A Services Oriented Framework for Next Generation Data Analysis Centers

  • Authors:
  • H. Wang;A. Ghoting;G. Buehrer;S. Tatikonda;S. Parthasarathy;T. Kurc;J. Saltz

  • Affiliations:
  • The Ohio State University;The Ohio State University;The Ohio State University;The Ohio State University;The Ohio State University;The Ohio State University;The Ohio State University

  • Venue:
  • IPDPS '05 Proceedings of the 19th IEEE International Parallel and Distributed Processing Symposium (IPDPS'05) - Workshop 10 - Volume 11
  • Year:
  • 2005

Quantified Score

Hi-index 0.02

Visualization

Abstract

Over the past decade, advances in computational and sensor technology have enabled us to dynamically collect vast amounts of data from observations, health screening tests, simulations, and experiments at an ever-increasing pace. Knowledge discovery and data mining is an iterative process concerned with deriving interesting, non-obvious, and useful patterns and models from such large volumes of data.
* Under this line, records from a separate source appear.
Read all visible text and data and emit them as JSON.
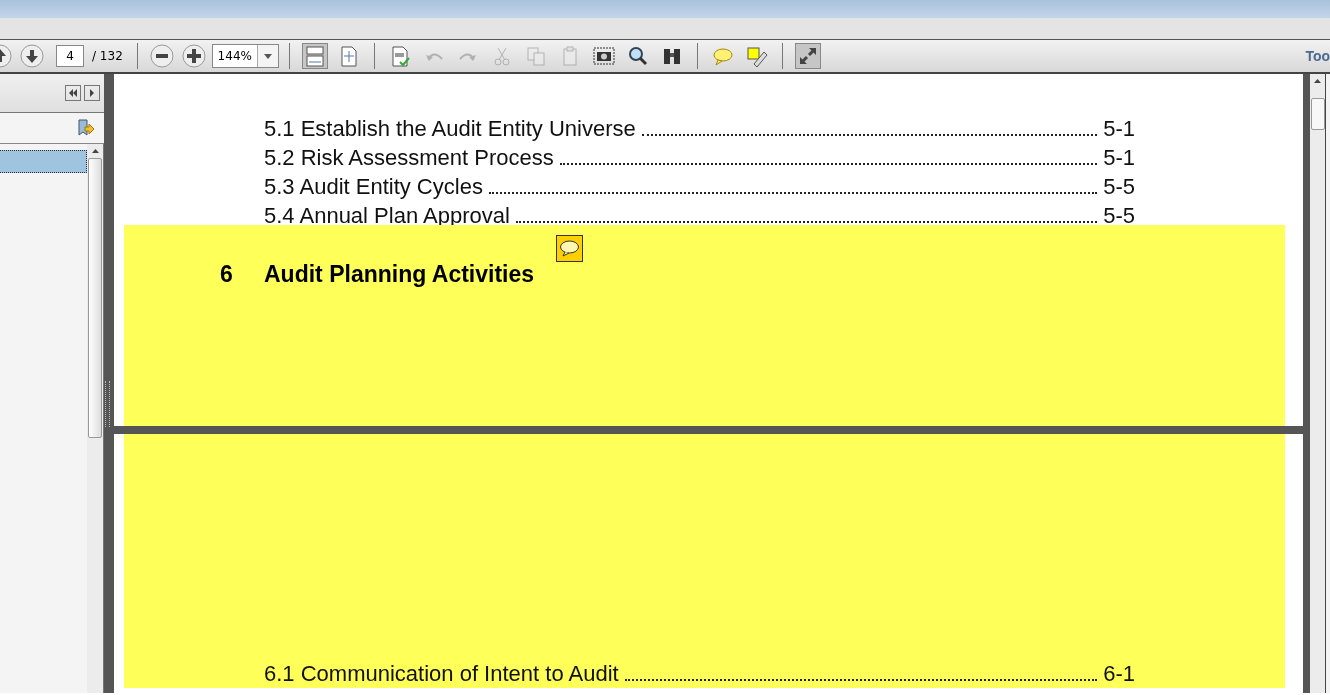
{
  "toolbar": {
    "page_number": "4",
    "page_count": "/ 132",
    "zoom": "144%",
    "tools": [
      {
        "kind": "fit-width",
        "pressed": true,
        "disabled": false
      },
      {
        "kind": "fit-page",
        "pressed": false,
        "disabled": false
      },
      {
        "kind": "spell",
        "pressed": false,
        "disabled": false
      },
      {
        "kind": "undo",
        "pressed": false,
        "disabled": true
      },
      {
        "kind": "redo",
        "pressed": false,
        "disabled": true
      },
      {
        "kind": "cut",
        "pressed": false,
        "disabled": true
      },
      {
        "kind": "copy",
        "pressed": false,
        "disabled": true
      },
      {
        "kind": "paste",
        "pressed": false,
        "disabled": true
      },
      {
        "kind": "snapshot",
        "pressed": false,
        "disabled": false
      },
      {
        "kind": "search",
        "pressed": false,
        "disabled": false
      },
      {
        "kind": "find",
        "pressed": false,
        "disabled": false
      },
      {
        "kind": "comment",
        "pressed": false,
        "disabled": false
      },
      {
        "kind": "textedit",
        "pressed": false,
        "disabled": false
      },
      {
        "kind": "fullscreen",
        "pressed": true,
        "disabled": false
      }
    ],
    "tools_link": "Too"
  },
  "sidebar": {
    "items": [
      {
        "selected": true
      }
    ]
  },
  "page_1": {
    "entries": [
      {
        "text": "5.1 Establish the Audit Entity Universe",
        "page": "5-1"
      },
      {
        "text": "5.2 Risk Assessment Process",
        "page": "5-1"
      },
      {
        "text": "5.3 Audit Entity Cycles",
        "page": "5-5"
      },
      {
        "text": "5.4 Annual Plan Approval",
        "page": "5-5"
      }
    ],
    "heading": {
      "number": "6",
      "title": "Audit Planning Activities",
      "highlighted": true,
      "comment": true
    }
  },
  "page_2": {
    "highlighted": true,
    "entries": [
      {
        "text": "6.1 Communication of Intent to Audit",
        "page": "6-1"
      }
    ]
  }
}
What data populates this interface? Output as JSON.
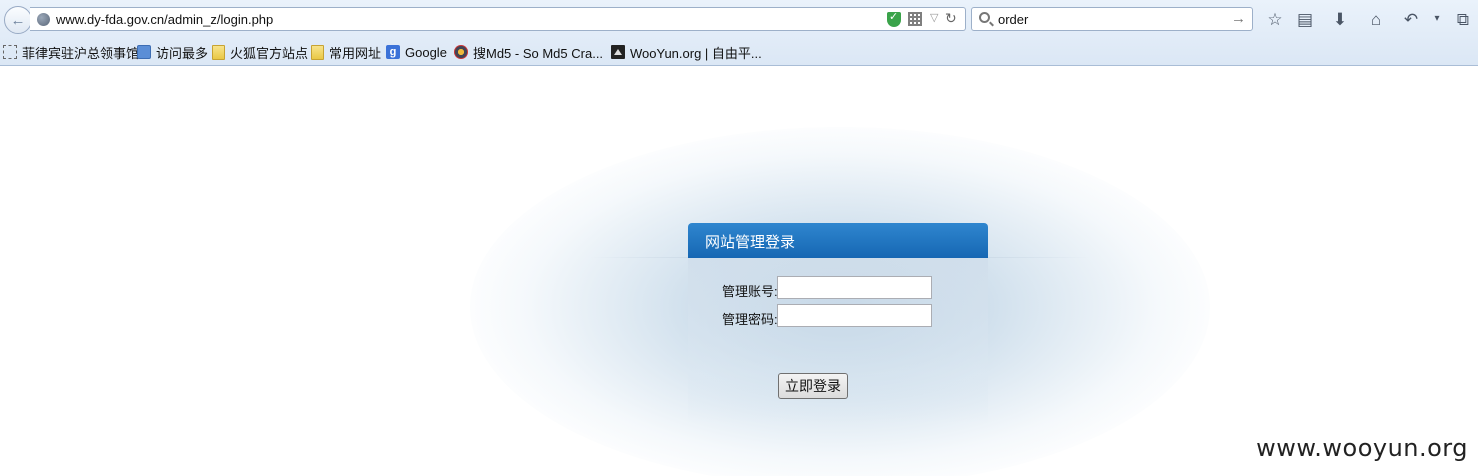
{
  "browser": {
    "url": "www.dy-fda.gov.cn/admin_z/login.php",
    "search_query": "order",
    "toolbar_icons": [
      "star-icon",
      "reading-list-icon",
      "download-icon",
      "home-icon",
      "undo-icon",
      "menu-dropdown-icon",
      "screenshot-icon"
    ],
    "bookmarks": [
      {
        "label": "菲律宾驻沪总领事馆",
        "icon": "dotted-square-icon"
      },
      {
        "label": "访问最多",
        "icon": "page-icon"
      },
      {
        "label": "火狐官方站点",
        "icon": "folder-icon"
      },
      {
        "label": "常用网址",
        "icon": "folder-icon"
      },
      {
        "label": "Google",
        "icon": "google-icon"
      },
      {
        "label": "搜Md5 - So Md5 Cra...",
        "icon": "md5-icon"
      },
      {
        "label": "WooYun.org | 自由平...",
        "icon": "wooyun-icon"
      }
    ]
  },
  "login": {
    "title": "网站管理登录",
    "username_label": "管理账号:",
    "username_value": "",
    "password_label": "管理密码:",
    "password_value": "",
    "submit_label": "立即登录"
  },
  "watermark": "www.wooyun.org",
  "colors": {
    "header_blue": "#1f74c0",
    "chrome_bg": "#dfe9f5"
  }
}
Although inexpensive storage is conducive to maintaining said data, accessing and managing it for knowledge discovery and data mining becomes a performance issue when datasets are large, dynamic, and distributed. In this work, we present our vision of a software framework consisting of middleware services to support interactive data mining over dynamic data at data analysis centers built on top of heterogeneous clusters. The design of a sampling service for dynamic data, together with initial performance results, are also presented.